Tuesday, November 26, 2024

Untangling

 I didn't intend to write about grief here. I definitely didn't intend for there to be more than one post about it.

But, I've always sought to write here about real life & what I'm wrestling with. So, right now, that means talking about grief here.

At the beginning of this month, I came across the book I didn't know I needed. Grief isn't something new to me. I've journeyed it before. So, I had no intention of reading a book on it. I didn't figure I needed it.

I thought I knew what I was doing & how to get through it.

Then, I was in our local Christian bookstore looking at the new releases. There was a book on grief among them. In the moment I saw it, I felt like I was supposed to get it. So I did - without really checking it out first (a rare thing for me).

When I sat down to start reading it a few days later, I quickly realized it was the book I didn't know I needed. I read it twice in a week & I've gone back to parts of it multiple times since.

The book is written by someone who also lost what they thought was their dream job. Although the specific circumstances were different, there was something about how the book was written that connected things for me & gave me permission to to acknowledge that I was grieving.

The book is Grieve, Breathe, Receive by Steve Carter.

In the middle of the book, I read a quote that helped me understand what was going on.

"This is the thing about grief that few talk about - it unravels us as we untangle it, & we find ourselves grieving the loss over what we thought it would be.

We mourn our preferred future and our separation all at once.

Part of honoring what comes up when change happens is wrestling with how we thought it would be." (page 99)

This is where I made one of the most helpful realizations for my own journey. There's more than one loss with grief (something I wrote about last week).

Carter goes on to say:

"Grief is us saying, 'It's not supposed to be like this.'

But it's even more than that.

It's also the untangling that we must do as we grieve." (page 100)

We're untangling the lost of our planned or preferred future.

We're untangling ourselves from the past.

We're untangling what has happened to other relationships as a result.

And that all takes time. And it's okay that it does.

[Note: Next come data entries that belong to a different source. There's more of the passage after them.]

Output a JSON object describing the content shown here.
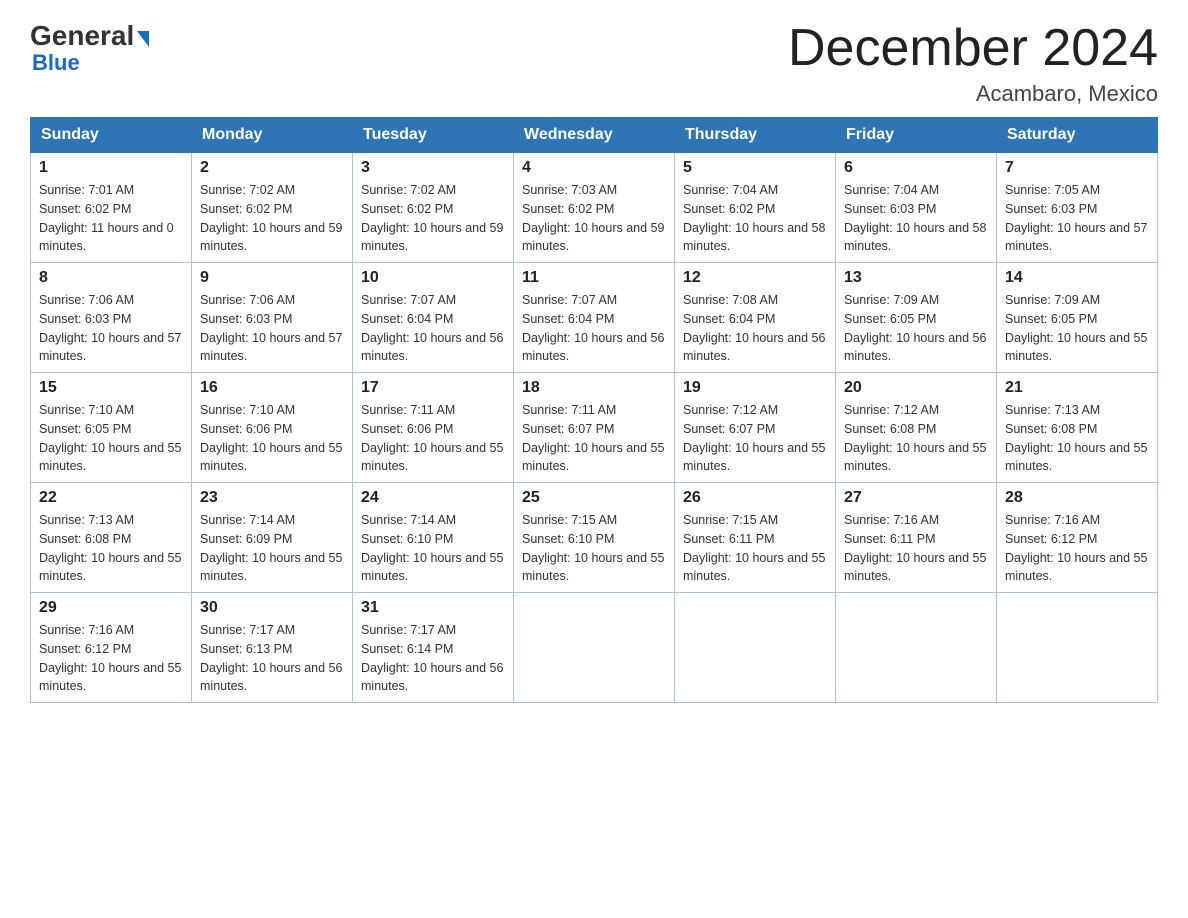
{
  "logo": {
    "general": "General",
    "triangle": "▶",
    "blue": "Blue"
  },
  "header": {
    "title": "December 2024",
    "subtitle": "Acambaro, Mexico"
  },
  "days_of_week": [
    "Sunday",
    "Monday",
    "Tuesday",
    "Wednesday",
    "Thursday",
    "Friday",
    "Saturday"
  ],
  "weeks": [
    [
      {
        "day": "1",
        "sunrise": "7:01 AM",
        "sunset": "6:02 PM",
        "daylight": "11 hours and 0 minutes."
      },
      {
        "day": "2",
        "sunrise": "7:02 AM",
        "sunset": "6:02 PM",
        "daylight": "10 hours and 59 minutes."
      },
      {
        "day": "3",
        "sunrise": "7:02 AM",
        "sunset": "6:02 PM",
        "daylight": "10 hours and 59 minutes."
      },
      {
        "day": "4",
        "sunrise": "7:03 AM",
        "sunset": "6:02 PM",
        "daylight": "10 hours and 59 minutes."
      },
      {
        "day": "5",
        "sunrise": "7:04 AM",
        "sunset": "6:02 PM",
        "daylight": "10 hours and 58 minutes."
      },
      {
        "day": "6",
        "sunrise": "7:04 AM",
        "sunset": "6:03 PM",
        "daylight": "10 hours and 58 minutes."
      },
      {
        "day": "7",
        "sunrise": "7:05 AM",
        "sunset": "6:03 PM",
        "daylight": "10 hours and 57 minutes."
      }
    ],
    [
      {
        "day": "8",
        "sunrise": "7:06 AM",
        "sunset": "6:03 PM",
        "daylight": "10 hours and 57 minutes."
      },
      {
        "day": "9",
        "sunrise": "7:06 AM",
        "sunset": "6:03 PM",
        "daylight": "10 hours and 57 minutes."
      },
      {
        "day": "10",
        "sunrise": "7:07 AM",
        "sunset": "6:04 PM",
        "daylight": "10 hours and 56 minutes."
      },
      {
        "day": "11",
        "sunrise": "7:07 AM",
        "sunset": "6:04 PM",
        "daylight": "10 hours and 56 minutes."
      },
      {
        "day": "12",
        "sunrise": "7:08 AM",
        "sunset": "6:04 PM",
        "daylight": "10 hours and 56 minutes."
      },
      {
        "day": "13",
        "sunrise": "7:09 AM",
        "sunset": "6:05 PM",
        "daylight": "10 hours and 56 minutes."
      },
      {
        "day": "14",
        "sunrise": "7:09 AM",
        "sunset": "6:05 PM",
        "daylight": "10 hours and 55 minutes."
      }
    ],
    [
      {
        "day": "15",
        "sunrise": "7:10 AM",
        "sunset": "6:05 PM",
        "daylight": "10 hours and 55 minutes."
      },
      {
        "day": "16",
        "sunrise": "7:10 AM",
        "sunset": "6:06 PM",
        "daylight": "10 hours and 55 minutes."
      },
      {
        "day": "17",
        "sunrise": "7:11 AM",
        "sunset": "6:06 PM",
        "daylight": "10 hours and 55 minutes."
      },
      {
        "day": "18",
        "sunrise": "7:11 AM",
        "sunset": "6:07 PM",
        "daylight": "10 hours and 55 minutes."
      },
      {
        "day": "19",
        "sunrise": "7:12 AM",
        "sunset": "6:07 PM",
        "daylight": "10 hours and 55 minutes."
      },
      {
        "day": "20",
        "sunrise": "7:12 AM",
        "sunset": "6:08 PM",
        "daylight": "10 hours and 55 minutes."
      },
      {
        "day": "21",
        "sunrise": "7:13 AM",
        "sunset": "6:08 PM",
        "daylight": "10 hours and 55 minutes."
      }
    ],
    [
      {
        "day": "22",
        "sunrise": "7:13 AM",
        "sunset": "6:08 PM",
        "daylight": "10 hours and 55 minutes."
      },
      {
        "day": "23",
        "sunrise": "7:14 AM",
        "sunset": "6:09 PM",
        "daylight": "10 hours and 55 minutes."
      },
      {
        "day": "24",
        "sunrise": "7:14 AM",
        "sunset": "6:10 PM",
        "daylight": "10 hours and 55 minutes."
      },
      {
        "day": "25",
        "sunrise": "7:15 AM",
        "sunset": "6:10 PM",
        "daylight": "10 hours and 55 minutes."
      },
      {
        "day": "26",
        "sunrise": "7:15 AM",
        "sunset": "6:11 PM",
        "daylight": "10 hours and 55 minutes."
      },
      {
        "day": "27",
        "sunrise": "7:16 AM",
        "sunset": "6:11 PM",
        "daylight": "10 hours and 55 minutes."
      },
      {
        "day": "28",
        "sunrise": "7:16 AM",
        "sunset": "6:12 PM",
        "daylight": "10 hours and 55 minutes."
      }
    ],
    [
      {
        "day": "29",
        "sunrise": "7:16 AM",
        "sunset": "6:12 PM",
        "daylight": "10 hours and 55 minutes."
      },
      {
        "day": "30",
        "sunrise": "7:17 AM",
        "sunset": "6:13 PM",
        "daylight": "10 hours and 56 minutes."
      },
      {
        "day": "31",
        "sunrise": "7:17 AM",
        "sunset": "6:14 PM",
        "daylight": "10 hours and 56 minutes."
      },
      null,
      null,
      null,
      null
    ]
  ]
}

In the process, we need to allow ourselves the time & space to do so.

Tuesday, November 19, 2024

The Losses we Don't Talk About

 If you've ever walked through the loss of an important person in your life, then you know that we don't handle grief well as a society. It makes us uncomfortable. We often try to rush people through stages of grief, as if they are a linear process we can just move through to get past the grief.

We expect people to grieve the loss of someone. And for the firsts without that person to bring sadness or anger. We may not be completely comfortable with it, but we expect it.

But, in the last six months, I've noticed that we don't really talk much about the other losses we face. And we don't expect them to be long journeys with grief. Nor do we realize that sometimes all we see is the big loss & we don't realize the many smaller losses that are rolled up in it.

I think the best way for me to explain what I mean is going to be to share my story of the last six months.

Six months ago, I unexpectedly lost what I thought was my dream job at the time. In the days & weeks that followed people generally expected me to not be okay. But, as the months went on & I started a new job, I noticed that many people seemed to assume I would be okay now. And were generally surprised when I told them otherwise.

I have more days when I'm okay than days where I'm not now. I feel like I can genuinely enjoy things, smile, & laugh again. But, I also still have many days - sometimes one, sometimes multiple days in a row - where I'm just not okay. That's the reality of grief.

I've also discovered it's not just the loss of my job I'm grieving. It's a long list of things tied to it that I'm grieving.

I lost may of the people I had spent my days with for the better part of 17 years.

I lost the purpose that came with the work that I did.

I lost the familiarity of what I did everyday.

I lost the sense of how my work really changed the lives of people. 

I lost the security of knowing what I did.

I lost the confidence that I could do my job.

I lost the vision of what my future would look like that I had.

I lost my trust in those I work for & with.

I lost many more things than I can name right now.

And most losses, are actually a whole lot of "smaller" things rolled up into the big loss that's obvious.

But, these aren't the losses we like to acknowledge or talk about. Because they're the harder ones to walk through.

If the only loss I was dealing with was the loss of my job, then finding a new job would been all I needed to move on. It's all those little things that mean I'm still grieving.

In his book "Grieve, Breathe, Receive" Steve Carter writes:

"You don't journey through grief, you journey with grief."

Rather than looking for people to be done with grief, we need to learn how to be okay with the uncomfortableness of grief.

How do we do that?

The most helpful thing we can do, is to let people be not okay for as long as they need. And that means we need to be willing to sit with people - even when they're maybe not the most fun to be with.

And we need to remember that grief isn't linear. The commonly referred to stages of grief are helpful in describing the various ways people will feel as they journey with grief, but we can't expect people to move through them in a linear fashion or to just have those feelings come up once.